There are two catches with the dual drive setup. The first catch is that an external USB superdrive is another $99, so it’s really a $1099 purchase in all (plus keyboard, mouse and display). Also, the only configuration offering this is with Mac OS X Snow Leopard Server. I’ve purchased and tried Mac OS X Leopard Server, and it just gave me headaches for my purposes, so I wiped it out and used regular Mac OS X. Third-party vendors might offer kits to accomplish the dual-drive thing at lower cost anyway.

On the horizon soon are 1TB laptop drives. Assuming they fit into the MacMini, you could have a screaming-fast 2TB RAID 0 stripe inside a MacMini. Now that's a nifty little server.

Dual monitors

The MacMini has both a Mini DVI and Mini Display Port. Why you’d want to buy two monitors for a MacMini escapes me (ones you already have I suppose), and the memory to drive those displays is shared main memory. The sharing is a drag on performance, and it reduces usable memory for applications by 256MB or more.

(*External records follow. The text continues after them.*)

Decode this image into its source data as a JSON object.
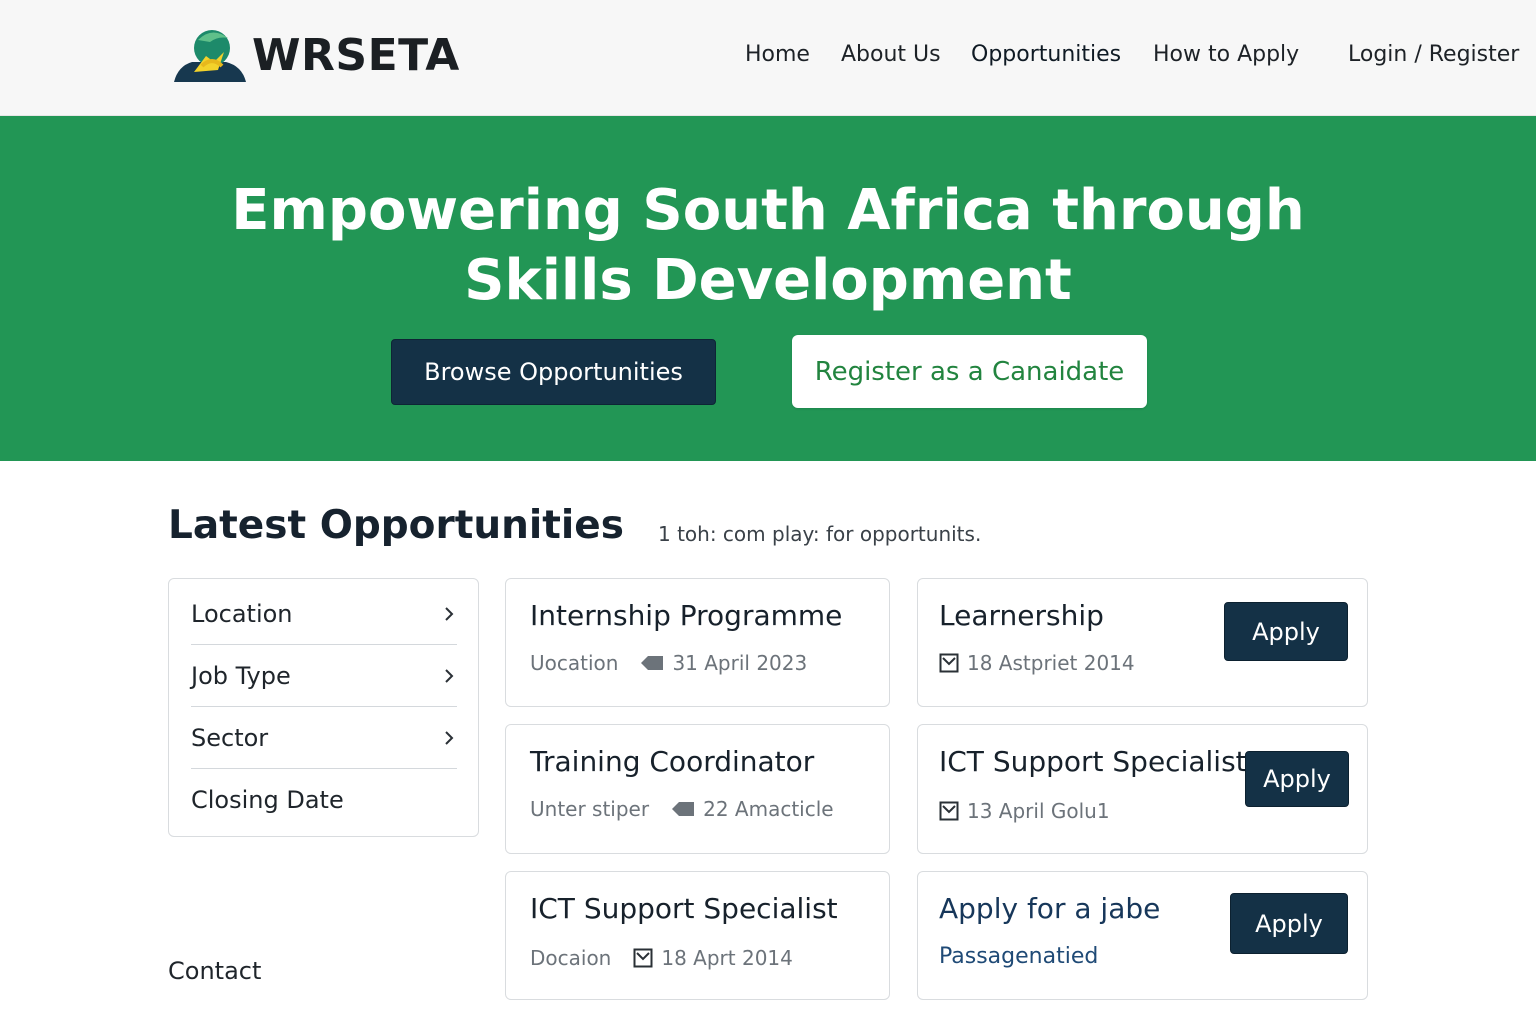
{
  "brand": {
    "name": "WRSETA"
  },
  "nav": {
    "items": [
      "Home",
      "About Us",
      "Opportunities",
      "How to Apply"
    ],
    "login": "Login / Register"
  },
  "hero": {
    "title_line1": "Empowering South Africa through",
    "title_line2": "Skills Development",
    "browse_label": "Browse Opportunities",
    "register_label": "Register as a Canaidate"
  },
  "colors": {
    "hero_green": "#229655",
    "navy_button": "#143146",
    "register_text": "#22843f"
  },
  "section": {
    "title": "Latest Opportunities",
    "subtitle": "1 toh: com play: for opportunits."
  },
  "filters": [
    {
      "label": "Location",
      "icon": "chevron-right-icon"
    },
    {
      "label": "Job Type",
      "icon": "chevron-right-icon"
    },
    {
      "label": "Sector",
      "icon": "chevron-right-icon"
    },
    {
      "label": "Closing Date"
    }
  ],
  "cards": [
    {
      "title": "Internship Programme",
      "label": "Uocation",
      "icon": "tag-icon",
      "date": "31 April 2023"
    },
    {
      "title": "Learnership",
      "icon": "checkbox-icon",
      "date": "18 Astpriet 2014",
      "apply": "Apply"
    },
    {
      "title": "Training Coordinator",
      "label": "Unter stiper",
      "icon": "tag-icon",
      "date": "22 Amacticle"
    },
    {
      "title": "ICT Support Specialist",
      "icon": "checkbox-icon",
      "date": "13 April Golu1",
      "apply": "Apply"
    },
    {
      "title": "ICT Support Specialist",
      "label": "Docaion",
      "icon": "checkbox-icon",
      "date": "18 Aprt 2014"
    },
    {
      "title": "Apply for a jabe",
      "link": "Passagenatied",
      "apply": "Apply"
    }
  ],
  "footer": {
    "contact": "Contact"
  }
}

Caution of the need for video cable adapters; I’ve had bad luck with them myself on the 30" Apple Cinema Display.

Your smart move

Consider the total system cost. The MacMini might not be so cheap with add-ons. It’s a dead-end Mac; that’s fine, but don’t assume it’s anything else, buy it for the right reasons with your eyes open.

The MacMini has two CPU cores, a seriously limiting factor for Photoshop or Lightroom. Any used Mac Pro with 4 cores will run rings around it; find one from someone you can trust that’s still eligible for AppleCare (and get AppleCare), or get one refurbished.